- Donald in 1981
- Born: October 10, 1920 DeLisle, Mississippi, U.S.
- Died: September 17, 1988 (aged 67) Mobile, Alabama, U.S.
- Known for: Successfully suing the Ku Klux Klan
- Children: 7, including Michael Donald

= Beulah Mae Donald =

American who sued the KKK (1920–1998)

Beulah Mae Donald (October 10, 1920 – September 17, 1988) was an American who successfully sued the Ku Klux Klan in the 1980s after her son, Michael Donald, was lynched.

== Early and personal life ==
Donald was born on October 10, 1920, in DeLisle, Mississippi, to Marion Gregory, a worker in a saw mill, and Mary Gregory, a laundress. The youngest child in a family of eight children, she helped her family and was raised as a devout member of the Southern Baptist Convention. Donald moved to Mobile, Alabama, with her family, where she became pregnant in tenth grade and was forced to leave school and work in a hotel. By the 1960s, Donald had two children and was living as a divorced single mother.

Early in that decade, Donald met David Donald and the two were soon married. They had five children before divorcing, after David moved to New York City. Beulah initially moved with him, but returned to Mobile after several years to care for her parents.
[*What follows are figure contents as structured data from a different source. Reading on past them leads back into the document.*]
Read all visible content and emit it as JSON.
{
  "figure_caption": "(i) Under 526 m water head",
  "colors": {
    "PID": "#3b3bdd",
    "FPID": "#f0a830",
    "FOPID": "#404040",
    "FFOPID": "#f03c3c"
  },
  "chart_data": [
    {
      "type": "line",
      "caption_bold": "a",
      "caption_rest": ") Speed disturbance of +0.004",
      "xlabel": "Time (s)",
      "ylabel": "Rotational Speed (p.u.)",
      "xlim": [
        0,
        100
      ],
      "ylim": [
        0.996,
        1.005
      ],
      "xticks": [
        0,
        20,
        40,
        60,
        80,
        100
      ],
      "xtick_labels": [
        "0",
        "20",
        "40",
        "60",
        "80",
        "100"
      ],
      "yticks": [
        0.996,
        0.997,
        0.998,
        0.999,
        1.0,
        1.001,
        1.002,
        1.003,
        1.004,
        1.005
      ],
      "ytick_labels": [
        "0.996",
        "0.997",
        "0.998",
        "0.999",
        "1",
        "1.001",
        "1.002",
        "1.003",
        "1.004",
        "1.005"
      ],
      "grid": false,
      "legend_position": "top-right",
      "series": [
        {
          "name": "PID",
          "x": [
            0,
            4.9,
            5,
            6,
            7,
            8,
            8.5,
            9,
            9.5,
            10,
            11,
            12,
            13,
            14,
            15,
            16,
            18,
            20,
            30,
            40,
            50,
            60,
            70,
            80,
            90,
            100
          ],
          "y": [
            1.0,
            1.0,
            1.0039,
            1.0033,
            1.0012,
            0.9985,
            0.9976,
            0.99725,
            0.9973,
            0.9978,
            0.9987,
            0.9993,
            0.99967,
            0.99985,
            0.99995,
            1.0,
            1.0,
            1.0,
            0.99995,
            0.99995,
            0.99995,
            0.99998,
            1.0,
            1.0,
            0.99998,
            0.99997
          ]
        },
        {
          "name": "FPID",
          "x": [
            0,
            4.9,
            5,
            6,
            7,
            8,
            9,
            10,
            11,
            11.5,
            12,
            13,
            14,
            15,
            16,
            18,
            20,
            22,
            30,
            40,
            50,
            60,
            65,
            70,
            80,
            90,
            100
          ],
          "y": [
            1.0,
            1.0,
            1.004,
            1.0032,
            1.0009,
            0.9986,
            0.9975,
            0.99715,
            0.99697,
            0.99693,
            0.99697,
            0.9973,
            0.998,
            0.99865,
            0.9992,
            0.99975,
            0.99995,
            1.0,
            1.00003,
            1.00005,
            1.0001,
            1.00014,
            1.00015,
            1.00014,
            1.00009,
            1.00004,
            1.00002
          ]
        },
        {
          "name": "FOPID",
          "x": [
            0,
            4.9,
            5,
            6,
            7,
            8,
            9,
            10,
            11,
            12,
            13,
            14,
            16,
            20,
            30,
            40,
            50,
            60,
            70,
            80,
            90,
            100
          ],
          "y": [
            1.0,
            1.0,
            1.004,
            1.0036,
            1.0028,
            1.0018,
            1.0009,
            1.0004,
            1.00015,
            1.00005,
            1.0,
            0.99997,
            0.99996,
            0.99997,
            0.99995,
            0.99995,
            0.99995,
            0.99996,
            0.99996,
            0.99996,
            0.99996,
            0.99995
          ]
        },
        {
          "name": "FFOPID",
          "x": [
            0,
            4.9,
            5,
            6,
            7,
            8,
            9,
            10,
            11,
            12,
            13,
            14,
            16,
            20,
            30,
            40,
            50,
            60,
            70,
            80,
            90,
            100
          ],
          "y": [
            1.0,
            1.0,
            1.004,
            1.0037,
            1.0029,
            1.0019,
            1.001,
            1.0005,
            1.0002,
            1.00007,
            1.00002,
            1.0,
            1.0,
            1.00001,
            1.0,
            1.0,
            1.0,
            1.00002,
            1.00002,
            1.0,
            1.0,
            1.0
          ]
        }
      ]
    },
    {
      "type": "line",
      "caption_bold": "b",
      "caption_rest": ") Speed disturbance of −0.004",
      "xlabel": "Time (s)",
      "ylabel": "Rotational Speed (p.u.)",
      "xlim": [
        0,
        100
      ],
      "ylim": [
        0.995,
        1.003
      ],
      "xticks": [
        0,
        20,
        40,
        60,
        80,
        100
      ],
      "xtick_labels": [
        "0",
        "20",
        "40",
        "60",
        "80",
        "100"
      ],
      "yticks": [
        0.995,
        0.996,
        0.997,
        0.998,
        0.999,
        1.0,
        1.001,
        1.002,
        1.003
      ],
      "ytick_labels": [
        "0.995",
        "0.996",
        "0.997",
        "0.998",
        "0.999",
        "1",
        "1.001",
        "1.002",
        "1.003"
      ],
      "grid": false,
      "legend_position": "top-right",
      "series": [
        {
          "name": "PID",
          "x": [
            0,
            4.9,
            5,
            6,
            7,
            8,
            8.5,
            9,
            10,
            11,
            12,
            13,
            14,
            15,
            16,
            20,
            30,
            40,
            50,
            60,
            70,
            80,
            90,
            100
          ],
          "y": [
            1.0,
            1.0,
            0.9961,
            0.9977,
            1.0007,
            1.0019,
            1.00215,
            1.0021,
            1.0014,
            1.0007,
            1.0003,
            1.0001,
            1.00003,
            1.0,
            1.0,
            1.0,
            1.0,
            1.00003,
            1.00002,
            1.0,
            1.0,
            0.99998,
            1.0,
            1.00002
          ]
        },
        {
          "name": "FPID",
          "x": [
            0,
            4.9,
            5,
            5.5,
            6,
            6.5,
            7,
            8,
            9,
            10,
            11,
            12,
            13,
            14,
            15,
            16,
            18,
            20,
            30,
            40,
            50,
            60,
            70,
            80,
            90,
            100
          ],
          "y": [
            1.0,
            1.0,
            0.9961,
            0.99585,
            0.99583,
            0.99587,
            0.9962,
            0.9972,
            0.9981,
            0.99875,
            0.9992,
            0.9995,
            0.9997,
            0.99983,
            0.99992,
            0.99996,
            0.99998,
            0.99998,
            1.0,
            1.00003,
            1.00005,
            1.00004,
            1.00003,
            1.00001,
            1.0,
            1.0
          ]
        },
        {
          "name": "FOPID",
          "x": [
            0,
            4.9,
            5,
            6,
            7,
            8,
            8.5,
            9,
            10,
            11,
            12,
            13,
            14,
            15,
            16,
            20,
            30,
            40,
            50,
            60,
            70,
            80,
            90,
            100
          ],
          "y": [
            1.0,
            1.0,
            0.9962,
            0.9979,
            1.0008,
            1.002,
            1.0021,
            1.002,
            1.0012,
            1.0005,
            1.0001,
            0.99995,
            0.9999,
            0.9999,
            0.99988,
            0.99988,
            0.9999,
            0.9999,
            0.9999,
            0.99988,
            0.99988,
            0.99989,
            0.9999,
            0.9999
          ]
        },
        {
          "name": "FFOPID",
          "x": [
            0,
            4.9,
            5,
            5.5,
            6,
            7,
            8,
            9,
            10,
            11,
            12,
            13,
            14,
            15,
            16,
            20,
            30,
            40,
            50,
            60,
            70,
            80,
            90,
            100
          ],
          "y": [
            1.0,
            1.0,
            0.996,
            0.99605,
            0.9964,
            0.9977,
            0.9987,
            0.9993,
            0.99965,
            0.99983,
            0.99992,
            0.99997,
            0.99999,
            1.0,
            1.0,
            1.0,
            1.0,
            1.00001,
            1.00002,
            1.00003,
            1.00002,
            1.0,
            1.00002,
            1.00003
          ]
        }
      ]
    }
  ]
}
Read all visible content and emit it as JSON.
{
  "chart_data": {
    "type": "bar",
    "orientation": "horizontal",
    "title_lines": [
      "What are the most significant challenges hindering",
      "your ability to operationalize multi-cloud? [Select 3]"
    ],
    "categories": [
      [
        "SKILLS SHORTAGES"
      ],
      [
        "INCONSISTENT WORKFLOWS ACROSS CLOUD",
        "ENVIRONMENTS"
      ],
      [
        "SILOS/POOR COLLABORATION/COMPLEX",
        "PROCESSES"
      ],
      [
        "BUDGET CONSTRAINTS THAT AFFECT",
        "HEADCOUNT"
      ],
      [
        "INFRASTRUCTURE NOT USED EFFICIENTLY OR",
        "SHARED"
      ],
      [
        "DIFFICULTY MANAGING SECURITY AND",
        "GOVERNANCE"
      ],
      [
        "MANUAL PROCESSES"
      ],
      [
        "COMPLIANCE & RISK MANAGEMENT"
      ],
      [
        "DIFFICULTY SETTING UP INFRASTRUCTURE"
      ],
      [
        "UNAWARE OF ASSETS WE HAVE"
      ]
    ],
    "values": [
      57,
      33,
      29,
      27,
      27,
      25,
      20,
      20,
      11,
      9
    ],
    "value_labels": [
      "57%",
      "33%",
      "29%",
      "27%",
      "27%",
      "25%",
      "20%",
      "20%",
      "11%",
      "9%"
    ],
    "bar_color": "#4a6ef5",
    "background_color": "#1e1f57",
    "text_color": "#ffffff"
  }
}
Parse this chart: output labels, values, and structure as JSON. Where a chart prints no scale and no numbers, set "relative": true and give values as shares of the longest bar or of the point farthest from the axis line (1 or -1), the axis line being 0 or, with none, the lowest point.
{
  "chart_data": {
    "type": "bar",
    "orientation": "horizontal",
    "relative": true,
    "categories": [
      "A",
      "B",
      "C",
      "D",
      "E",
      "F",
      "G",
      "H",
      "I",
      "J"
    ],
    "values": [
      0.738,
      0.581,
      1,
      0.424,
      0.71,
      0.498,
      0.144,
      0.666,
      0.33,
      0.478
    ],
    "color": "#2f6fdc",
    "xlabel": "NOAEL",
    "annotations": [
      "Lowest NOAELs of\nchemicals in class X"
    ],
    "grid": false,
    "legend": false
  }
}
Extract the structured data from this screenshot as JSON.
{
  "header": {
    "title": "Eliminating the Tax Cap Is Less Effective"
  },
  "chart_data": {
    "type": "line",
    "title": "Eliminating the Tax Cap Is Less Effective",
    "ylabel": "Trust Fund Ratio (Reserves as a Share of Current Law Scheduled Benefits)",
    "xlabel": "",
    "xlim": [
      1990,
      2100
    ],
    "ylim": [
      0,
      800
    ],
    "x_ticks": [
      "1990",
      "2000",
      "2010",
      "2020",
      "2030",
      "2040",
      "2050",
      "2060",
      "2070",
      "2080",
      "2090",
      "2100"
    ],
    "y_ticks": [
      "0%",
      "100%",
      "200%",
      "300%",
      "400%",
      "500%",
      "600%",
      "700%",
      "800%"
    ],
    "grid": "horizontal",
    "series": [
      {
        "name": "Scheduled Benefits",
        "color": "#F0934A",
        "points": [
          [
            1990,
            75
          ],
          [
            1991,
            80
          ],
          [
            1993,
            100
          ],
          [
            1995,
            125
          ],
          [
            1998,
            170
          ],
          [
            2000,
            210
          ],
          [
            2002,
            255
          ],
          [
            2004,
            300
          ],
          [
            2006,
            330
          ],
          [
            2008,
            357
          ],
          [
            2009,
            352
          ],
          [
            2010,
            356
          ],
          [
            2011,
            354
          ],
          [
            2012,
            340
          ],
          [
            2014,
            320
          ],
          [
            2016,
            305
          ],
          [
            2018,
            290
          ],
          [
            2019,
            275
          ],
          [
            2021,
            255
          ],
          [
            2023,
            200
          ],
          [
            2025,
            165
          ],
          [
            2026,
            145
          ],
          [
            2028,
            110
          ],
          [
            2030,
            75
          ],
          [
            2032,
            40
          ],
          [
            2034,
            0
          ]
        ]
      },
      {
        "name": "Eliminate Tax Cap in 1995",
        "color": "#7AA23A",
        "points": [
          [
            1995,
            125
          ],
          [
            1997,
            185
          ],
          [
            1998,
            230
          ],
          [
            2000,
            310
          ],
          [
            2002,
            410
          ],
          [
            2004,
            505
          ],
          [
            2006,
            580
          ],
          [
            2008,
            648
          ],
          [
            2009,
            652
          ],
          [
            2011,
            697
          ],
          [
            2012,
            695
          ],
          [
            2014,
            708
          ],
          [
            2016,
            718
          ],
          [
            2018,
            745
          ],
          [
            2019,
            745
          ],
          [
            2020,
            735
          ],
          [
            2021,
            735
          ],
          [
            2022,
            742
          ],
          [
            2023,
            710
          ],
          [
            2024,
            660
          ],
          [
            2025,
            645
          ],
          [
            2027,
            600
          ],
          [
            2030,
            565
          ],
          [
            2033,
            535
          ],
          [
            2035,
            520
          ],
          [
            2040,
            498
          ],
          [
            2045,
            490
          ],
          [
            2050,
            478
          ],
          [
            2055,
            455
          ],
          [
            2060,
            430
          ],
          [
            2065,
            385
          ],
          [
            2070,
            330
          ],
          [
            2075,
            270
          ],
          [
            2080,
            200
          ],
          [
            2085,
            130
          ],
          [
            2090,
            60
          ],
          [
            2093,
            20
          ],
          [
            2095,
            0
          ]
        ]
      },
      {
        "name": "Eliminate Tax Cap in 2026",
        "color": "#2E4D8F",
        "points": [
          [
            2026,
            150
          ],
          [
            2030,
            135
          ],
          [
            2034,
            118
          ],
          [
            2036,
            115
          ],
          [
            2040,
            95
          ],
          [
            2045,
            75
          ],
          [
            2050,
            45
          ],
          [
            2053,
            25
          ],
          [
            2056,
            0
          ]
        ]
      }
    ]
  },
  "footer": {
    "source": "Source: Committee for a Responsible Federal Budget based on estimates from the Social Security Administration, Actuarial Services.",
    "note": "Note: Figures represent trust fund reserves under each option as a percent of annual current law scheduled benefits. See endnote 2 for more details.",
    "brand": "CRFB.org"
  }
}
== Lawsuit against the Ku Klux Klan ==

On March 21, 1981, Beulah's youngest child, Michael Donald, was lynched by members of the Ku Klux Klan (KKK); he was beaten and choked, had his throat slit, and was hanged from a tree. While some authorities initially argued that his killing was not connected to the KKK and may have instead been motivated by a drug deal or affair, Donald disagreed and set out to clear Michael's name. When the investigation stalled in the summer of 1981, protests were organized to urge its continuation. Two years later, two men were convicted of murdering Michael.

After the lynching, Donald was approached by a lawyer working for the Southern Poverty Law Center, Morris Dees, who suggested suing the KKK. Donald agreed and became part of the lawsuit, which was filed in her name in 1984. It targeted Unit 900 of the KKK, which was considered "one of the largest and most violent of the groups". Dees later described Donald's involvement as "critical to the case". Donald refused to settle for $1 million and pushed for a full trial. During the trials following her son's death, Donald opposed the death penalty and told a Klansman: "I do forgive you. From the day I found out who you all was, I asked God to take care of y'all, and he has." On February 12, 1987, after six years, a $7 million judgment was passed in her favor by an all-white jury. Unit 900 was forced to file for bankruptcy and by November 1987, Donald had received none of the money. Donald told the press that "I wanted to be assured ... I wasn't even thinking about the money. If I hadn't gotten a cent, it wouldn't have mattered. I wanted to know how and why they did it." Donald's attorney, Michael Figures, said that she represented "the rock on which all of this was ultimately built".

Ms. named Donald one of the 1987 women of the year and Essence gave her an award the following year. She received a Candace Award in 1988.

==Death==
Donald died of natural causes on September 17, 1988, in a Mobile hospital. The lawsuit was the first time that the KKK was held financially liable for actions that its members had taken. When she died, Donald had no will, and two of her daughters oversaw her estate.